À propos de cette édition
Résumé/Sommaire
Ti-Pit raconte comment, à l’invitation de Kelly l’Irlandais, il a couru la chasse-galerie la veille de Noël. Pendant que le canot volait dans les airs en direction de Bytown, un des complices de Ti-Pit, Jos, avait aperçu en bas sa femme Rosa qui se rendait à la messe de minuit et avait lancé un « Bon yeu ». Aussitôt le canot avait piqué du nez et ses occupants avaient été projetés sur la glace de la rivière. On n’avait jamais retrouvé le canot mais un îlot sur lequel s’agrippaient cinq arbres avait fini par émerger de l’eau où avait sombré l’embarcation.
Commentaires
On pense avoir tout lu mais on finit toujours par découvrir une nouvelle version d’un conte connu. C’est le cas ici de cette chasse-galerie qui comporte de nombreuses variantes et qui, de ce fait, présente un intérêt réel. À l’image de la direction que prennent les bûcherons – ils se dirigent vers Bytown (Ottawa) alors que dans les autres versions, ils se rendent à une veillée sur la rive nord ou la rive sud du fleuve à la hauteur de Lavaltrie –, ce sont des petits détails de ce genre qui établissent l’originalité de la version de Jean-Claude Légaré. Premier détail : il y a cinq passagers alors qu’ils sont habituellement un nombre pair. Deuxième détail : l’expédition a lieu la veille de Noël au soir alors que le vol magique a lieu ordinairement la veille du jour de l’An. Troisième écart : la faute d’un des passagers apparaît bénigne par rapport à tous les manquements dont se sont rendus coupables les voyageurs dans les autres versions. Ici, Ti-Pit et ses compagnons n’ont consommé aucune boisson ni prononcé un seul sacre mais Jos a eu le malheur de dire « Bon yeu ». Quatrième variante : l’aventure se termine sans qu’on sache comment les cinq bûcherons sont revenus au camp. Leur expédition est une demi-réussite car dans la version de Beaugrand, par exemple, les voyageurs avaient passé la soirée avec leurs blondes et étaient rentrés sains et saufs.

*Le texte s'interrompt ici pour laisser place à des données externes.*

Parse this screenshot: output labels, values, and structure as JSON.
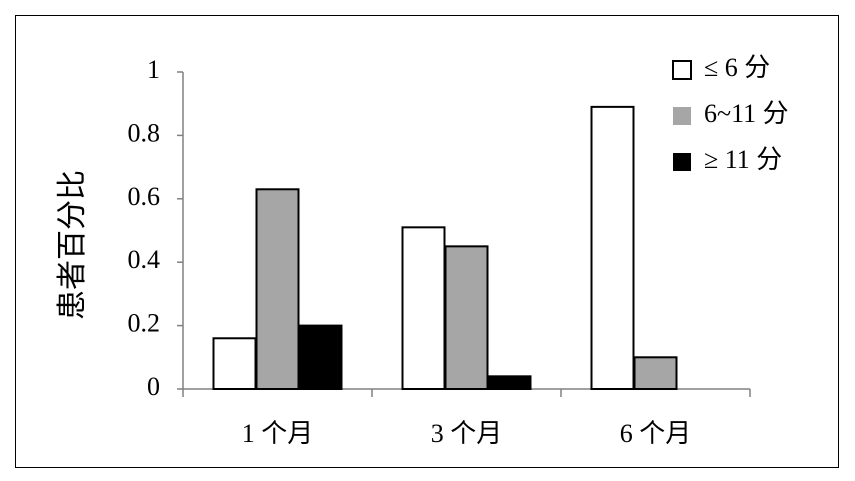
{
  "chart_data": {
    "type": "bar",
    "y_label": "患者百分比",
    "categories": [
      "1 个月",
      "3 个月",
      "6 个月"
    ],
    "series": [
      {
        "name": "≤ 6 分",
        "color": "#ffffff",
        "values": [
          0.16,
          0.51,
          0.89
        ]
      },
      {
        "name": "6~11 分",
        "color": "#a6a6a6",
        "values": [
          0.63,
          0.45,
          0.1
        ]
      },
      {
        "name": "≥ 11 分",
        "color": "#000000",
        "values": [
          0.2,
          0.04,
          null
        ]
      }
    ],
    "edgecolor": "#000000",
    "ylim": [
      0,
      1
    ],
    "yticks": [
      0,
      0.2,
      0.4,
      0.6,
      0.8,
      1
    ],
    "grid": false,
    "legend": "upper right"
  }
}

Toutefois, l’élément le plus intéressant et le plus significatif du récit de Légaré, à mon sens, concerne la façon dont est commémorée symboliquement l’aventure. En effet, une petite île se serait formée à l’endroit même du confluent des rivières Gatineau et de l’Outaouais où le canot aurait plongé avec ses occupants. L’histoire de la formation de cet îlot, dont l’auteur avait posé les prémisses dans le préambule, vient donner de la crédibilité et du panache au récit qui accède ainsi au rang de mythe personnel car l’île fait figure de mémorial aux yeux du narrateur.
Cette interaction avec la nature ajoute une dimension épique au récit qui apparaît d’ailleurs comme un éloge de la nature. Les descriptions du paysage sont d’une poésie et d’un lyrisme remarquables : « … les lacs nous semblaient des grands morceaux de vitre jetés dans la neige où la lune se reflétait comme une jeune “cocotte”, avant le bal. »
Si la langue de Légaré est à la fois familière et lyrique, elle n’est toutefois pas exempte de fautes : je passait, si j’avais percer… En outre, le narrateur prétend que Kelly l’Irlandais « parlait un français des plus durs qu’on avait peine à comprendre » et qu’il sacrait sans bon sens. Or les répliques que l’auteur lui met en bouche sont en français correct et complètement expurgées de sacres…
Malgré ces petites réserves, le conte de Légaré séduit et surprend agréablement car il s’appuie sur une nature qui semble être complice des tentatives timides de l’Homme pour échapper à sa condition et qui lui confère une dimension épique. [CJ]
- Source : La Décennie charnière (1960-1969), Alire, p. 117-118.